Even though Congress and President Trump have reached a temporary deal to end the month-long government shutdown, the country faces lingering uncertainty about the economic implications of the extended budgetary standoff. To find out how the shutdown impacted their overall business outlook, as well as if and how their business was affected, Paychex, Inc. recently surveyed 300 business owners with 100 employees or less.
According to the survey, 19 percent of business owners said the shutdown had a negative impact on their business outlook. Despite the length of the shutdown, the future outlook for the majority (68 percent) of business owners was unaffected. Meanwhile, 13 percent reported that the shutdown had a positive impact on their business outlook.
Paychex found that 21 percent of business owners surveyed were directly impacted by the shutdown. The remaining 79 percent were not impacted. Of those experiencing the effects, the decrease in federal worker customers had the largest impact (41 percent), followed by:
- Payment delay from government contractors whose services their businesses rely upon (33 percent)
- Inability to apply for a Small Business Administration (SBA) loan (29 percent)
- Awaiting approval on an SBA loan application submitted before the shutdown (24 percent)
- Suspension of data services regularly provided by the federal government (22 percent)
- Inability to access E-Verify (17 percent)
“We’re encouraged from an economic standpoint to see that the government shutdown did not impede business sentiment for many, and most of the owners we surveyed were able to conduct business as usual,” said Martin Mucci, Paychex president and CEO. “Though many businesses weren’t affected, we know that some are still facing significant challenges due to the shutdown. Our advice is to stay informed by talking to financial advisors and other trusted business partners about how to manage cash flow disruptions and preparing for a second shutdown if the temporary resolution runs out on February 15 without a permanent agreement in place.”
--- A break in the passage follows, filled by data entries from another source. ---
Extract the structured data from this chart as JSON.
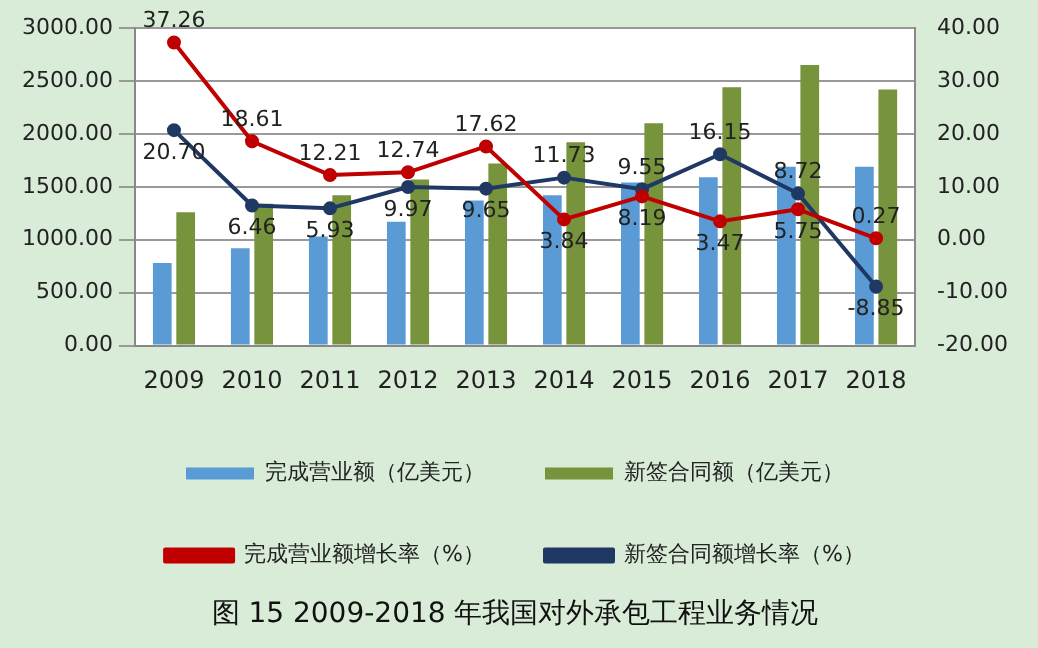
{
  "chart_data": {
    "type": "bar",
    "title": "图 15 2009-2018 年我国对外承包工程业务情况",
    "categories": [
      "2009",
      "2010",
      "2011",
      "2012",
      "2013",
      "2014",
      "2015",
      "2016",
      "2017",
      "2018"
    ],
    "series": [
      {
        "name": "完成营业额（亿美元）",
        "color": "#5b9bd5",
        "values": [
          780,
          920,
          1030,
          1170,
          1370,
          1420,
          1540,
          1590,
          1690,
          1690
        ]
      },
      {
        "name": "新签合同额（亿美元）",
        "color": "#77933c",
        "values": [
          1260,
          1340,
          1420,
          1570,
          1720,
          1920,
          2100,
          2440,
          2650,
          2420
        ]
      },
      {
        "name": "完成营业额增长率（%）",
        "type": "line",
        "axis": "y2",
        "color": "#c00000",
        "values": [
          37.26,
          18.61,
          12.21,
          12.74,
          17.62,
          3.84,
          8.19,
          3.47,
          5.75,
          0.27
        ],
        "value_labels": [
          "37.26",
          "18.61",
          "12.21",
          "12.74",
          "17.62",
          "3.84",
          "8.19",
          "3.47",
          "5.75",
          "0.27"
        ]
      },
      {
        "name": "新签合同额增长率（%）",
        "type": "line",
        "axis": "y2",
        "color": "#1f3864",
        "values": [
          20.7,
          6.46,
          5.93,
          9.97,
          9.65,
          11.73,
          9.55,
          16.15,
          8.72,
          -8.85
        ],
        "value_labels": [
          "20.70",
          "6.46",
          "5.93",
          "9.97",
          "9.65",
          "11.73",
          "9.55",
          "16.15",
          "8.72",
          "-8.85"
        ]
      }
    ],
    "ylim": [
      0,
      3000
    ],
    "yticks": [
      {
        "value": 0,
        "label": "0.00"
      },
      {
        "value": 500,
        "label": "500.00"
      },
      {
        "value": 1000,
        "label": "1000.00"
      },
      {
        "value": 1500,
        "label": "1500.00"
      },
      {
        "value": 2000,
        "label": "2000.00"
      },
      {
        "value": 2500,
        "label": "2500.00"
      },
      {
        "value": 3000,
        "label": "3000.00"
      }
    ],
    "y2lim": [
      -20,
      40
    ],
    "y2ticks": [
      {
        "value": -20,
        "label": "-20.00"
      },
      {
        "value": -10,
        "label": "-10.00"
      },
      {
        "value": 0,
        "label": "0.00"
      },
      {
        "value": 10,
        "label": "10.00"
      },
      {
        "value": 20,
        "label": "20.00"
      },
      {
        "value": 30,
        "label": "30.00"
      },
      {
        "value": 40,
        "label": "40.00"
      }
    ],
    "grid": "y",
    "legend": "bottom",
    "marker": "circle",
    "line_style": "solid"
  }
}
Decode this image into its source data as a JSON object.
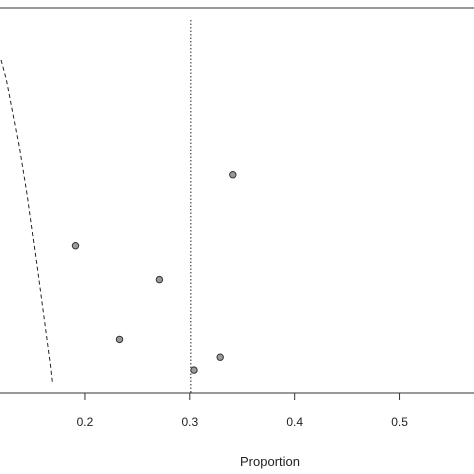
{
  "chart_data": {
    "type": "scatter",
    "title": "",
    "xlabel": "Proportion",
    "ylabel": "",
    "xlim": [
      0.119,
      0.571
    ],
    "ylim": [
      0,
      1
    ],
    "grid": false,
    "legend": "none",
    "x_ticks": [
      0.2,
      0.3,
      0.4,
      0.5
    ],
    "x_tick_labels": [
      "0.2",
      "0.3",
      "0.4",
      "0.5"
    ],
    "series": [
      {
        "values": [
          {
            "x": 0.191,
            "y": 0.425
          },
          {
            "x": 0.233,
            "y": 0.135
          },
          {
            "x": 0.271,
            "y": 0.32
          },
          {
            "x": 0.304,
            "y": 0.04
          },
          {
            "x": 0.329,
            "y": 0.08
          },
          {
            "x": 0.341,
            "y": 0.645
          }
        ]
      }
    ],
    "reference_line": {
      "orientation": "vertical",
      "x": 0.301,
      "style": "dotted"
    },
    "funnel_curve": {
      "style": "dashed",
      "points": [
        {
          "x": 0.12,
          "y": 1.0
        },
        {
          "x": 0.125,
          "y": 0.94
        },
        {
          "x": 0.131,
          "y": 0.84
        },
        {
          "x": 0.138,
          "y": 0.72
        },
        {
          "x": 0.145,
          "y": 0.58
        },
        {
          "x": 0.151,
          "y": 0.44
        },
        {
          "x": 0.157,
          "y": 0.3
        },
        {
          "x": 0.162,
          "y": 0.18
        },
        {
          "x": 0.167,
          "y": 0.06
        },
        {
          "x": 0.169,
          "y": 0.0
        }
      ]
    },
    "colors": {
      "point_fill": "#9a9a9a",
      "point_stroke": "#333333",
      "line": "#222222"
    }
  }
}
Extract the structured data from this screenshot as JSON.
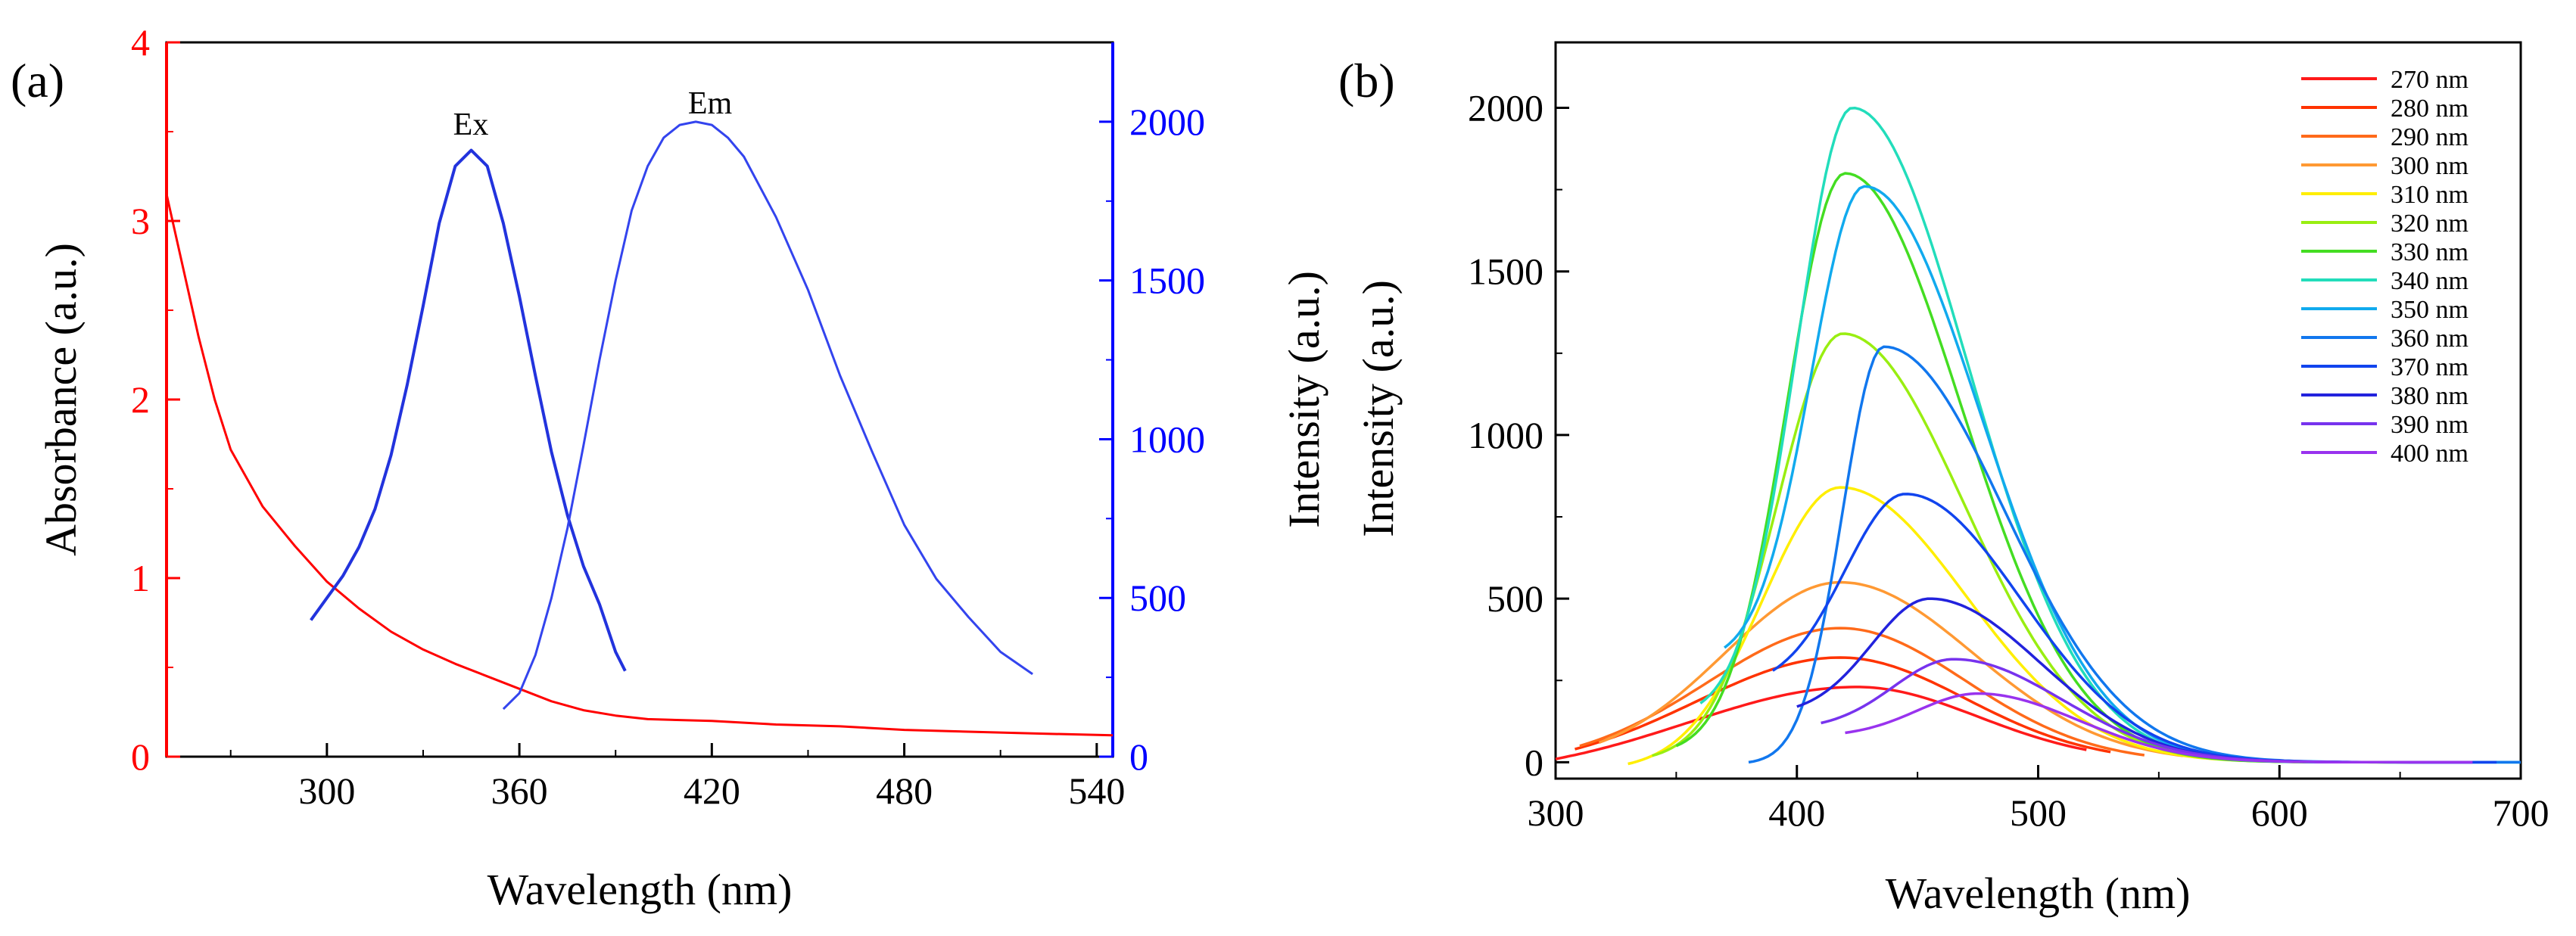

For Drew Boling, owner of Custom Vehicle Upfitters, which sells and installs emergency vehicle equipment to government agencies, the shutdown impacted his bottom line.
“We have clients that have received their products and services but could not pay for them during the shutdown,” said Boling. “We were also not getting any new business from affected agencies. In addition, we are in the process of buying a new building, and part of the purchase will be funded through an SBA loan. We have been told that this loan could take twice as long as normal because of the shutdown.”